Last verified: May 9, 2026 | Learn more about our methodology

📋 Quick Answer

Westwood Specialty Care in Sioux City, IA was cited for violations during a health inspection on December 31, 2025.

The violations affected four residents during a single morning medication pass at the 77-bed facility.

What this means: Health inspections identify deficiencies that facilities must correct. Violations range from minor documentation issues to serious safety concerns. Review the full report below for specific details and facility response.

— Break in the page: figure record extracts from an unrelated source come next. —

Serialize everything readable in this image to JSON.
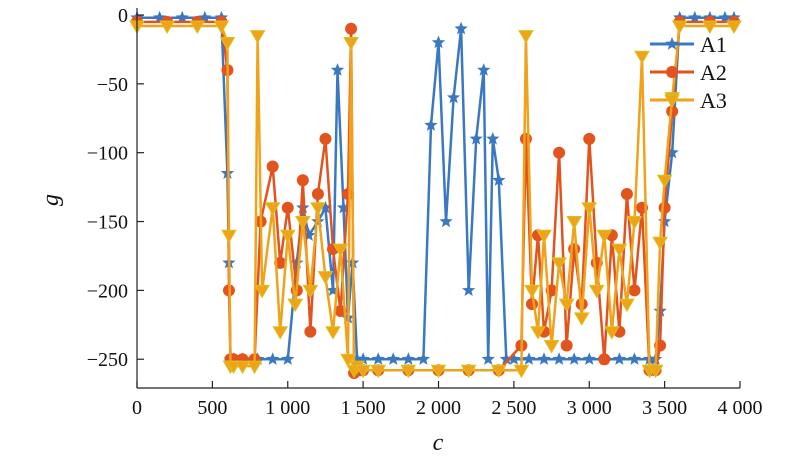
{
  "chart_data": {
    "type": "line",
    "title": "",
    "xlabel": "c",
    "ylabel": "g",
    "xlim": [
      0,
      4000
    ],
    "ylim": [
      -260,
      0
    ],
    "x_ticks": [
      0,
      500,
      1000,
      1500,
      2000,
      2500,
      3000,
      3500,
      4000
    ],
    "x_tick_labels": [
      "0",
      "500",
      "1 000",
      "1 500",
      "2 000",
      "2 500",
      "3 000",
      "3 500",
      "4 000"
    ],
    "y_ticks": [
      0,
      -50,
      -100,
      -150,
      -200,
      -250
    ],
    "y_tick_labels": [
      "0",
      "−50",
      "−100",
      "−150",
      "−200",
      "−250"
    ],
    "grid": false,
    "legend_position": "top-right",
    "series": [
      {
        "name": "A1",
        "color": "#3a78c2",
        "marker": "star",
        "x": [
          0,
          150,
          300,
          450,
          560,
          600,
          610,
          620,
          640,
          700,
          800,
          900,
          1000,
          1060,
          1100,
          1140,
          1200,
          1250,
          1300,
          1330,
          1370,
          1400,
          1430,
          1460,
          1500,
          1600,
          1700,
          1800,
          1900,
          1950,
          2000,
          2050,
          2100,
          2150,
          2200,
          2250,
          2300,
          2330,
          2360,
          2400,
          2450,
          2500,
          2600,
          2700,
          2800,
          2900,
          3000,
          3100,
          3200,
          3300,
          3400,
          3440,
          3470,
          3500,
          3550,
          3600,
          3700,
          3800,
          3900,
          3960
        ],
        "y": [
          -2,
          -2,
          -2,
          -2,
          -2,
          -115,
          -180,
          -250,
          -250,
          -250,
          -250,
          -250,
          -250,
          -180,
          -140,
          -160,
          -150,
          -140,
          -200,
          -40,
          -140,
          -220,
          -180,
          -250,
          -250,
          -250,
          -250,
          -250,
          -250,
          -80,
          -20,
          -150,
          -60,
          -10,
          -200,
          -90,
          -40,
          -250,
          -90,
          -120,
          -250,
          -250,
          -250,
          -250,
          -250,
          -250,
          -250,
          -250,
          -250,
          -250,
          -250,
          -250,
          -215,
          -150,
          -100,
          -2,
          -2,
          -2,
          -2,
          -2
        ]
      },
      {
        "name": "A2",
        "color": "#e2531e",
        "marker": "circle",
        "x": [
          0,
          200,
          400,
          560,
          600,
          610,
          620,
          640,
          700,
          780,
          820,
          900,
          950,
          1000,
          1060,
          1100,
          1150,
          1200,
          1250,
          1300,
          1350,
          1400,
          1420,
          1440,
          1460,
          1480,
          1500,
          1600,
          1800,
          2000,
          2200,
          2400,
          2550,
          2580,
          2620,
          2660,
          2700,
          2750,
          2800,
          2850,
          2900,
          2950,
          3000,
          3050,
          3100,
          3150,
          3200,
          3250,
          3300,
          3350,
          3400,
          3440,
          3470,
          3500,
          3550,
          3600,
          3800,
          3960
        ],
        "y": [
          -5,
          -5,
          -5,
          -5,
          -40,
          -200,
          -250,
          -250,
          -250,
          -250,
          -150,
          -110,
          -180,
          -140,
          -200,
          -120,
          -230,
          -130,
          -90,
          -170,
          -215,
          -130,
          -10,
          -260,
          -258,
          -258,
          -258,
          -258,
          -258,
          -258,
          -258,
          -258,
          -240,
          -90,
          -210,
          -160,
          -230,
          -200,
          -100,
          -240,
          -170,
          -210,
          -90,
          -180,
          -250,
          -160,
          -230,
          -130,
          -200,
          -140,
          -258,
          -258,
          -240,
          -140,
          -70,
          -5,
          -5,
          -5
        ]
      },
      {
        "name": "A3",
        "color": "#f0a21a",
        "marker": "triangle-down",
        "x": [
          0,
          200,
          400,
          560,
          600,
          610,
          620,
          640,
          700,
          780,
          800,
          830,
          900,
          950,
          1000,
          1050,
          1100,
          1150,
          1200,
          1250,
          1300,
          1350,
          1400,
          1420,
          1440,
          1460,
          1500,
          1600,
          1800,
          2000,
          2200,
          2400,
          2550,
          2580,
          2620,
          2660,
          2700,
          2750,
          2800,
          2850,
          2900,
          2950,
          3000,
          3050,
          3100,
          3150,
          3200,
          3250,
          3300,
          3350,
          3400,
          3440,
          3470,
          3500,
          3550,
          3600,
          3800,
          3960
        ],
        "y": [
          -8,
          -8,
          -8,
          -8,
          -20,
          -160,
          -255,
          -255,
          -255,
          -255,
          -15,
          -200,
          -140,
          -230,
          -160,
          -210,
          -150,
          -200,
          -140,
          -190,
          -230,
          -170,
          -250,
          -20,
          -258,
          -255,
          -258,
          -258,
          -258,
          -258,
          -258,
          -258,
          -258,
          -15,
          -200,
          -230,
          -160,
          -240,
          -180,
          -210,
          -150,
          -220,
          -140,
          -200,
          -160,
          -230,
          -170,
          -210,
          -150,
          -30,
          -258,
          -258,
          -165,
          -120,
          -60,
          -8,
          -8,
          -8
        ]
      }
    ]
  }
}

Frequently Asked Questions

What happened at Westwood Specialty Care?
The violations affected four residents during a single morning medication pass at the 77-bed facility.
How serious are these violations?
Violation severity varies from minor documentation issues to serious safety concerns. Review the inspection report for specific deficiency codes and scope. All violations must be corrected within required timeframes and are subject to follow-up verification inspections.
What should families do?
Families should: (1) Ask facility administration about specific corrective actions taken, (2) Request to see the follow-up inspection report verifying corrections, (3) Check if this represents a pattern by reviewing prior inspection reports, (4) Compare this facility's ratings with other nursing homes in Sioux City, IA, (5) Report any new concerns directly to state authorities.
Where can I see the full inspection report?
The complete inspection report is available on Medicare.gov's Care Compare website (www.medicare.gov/care-compare). You can also request a copy directly from Westwood Specialty Care or from the state Department of Health. The report includes specific deficiency codes, facility responses, and correction timelines. This facility's federal provider number is 165271.
Has this facility had violations before?
To check Westwood Specialty Care's history, visit Medicare.gov's Care Compare and review their inspection history, quality ratings, and staffing levels. Look for patterns of repeated violations, especially in critical areas like abuse prevention, medication management, infection control, and resident safety.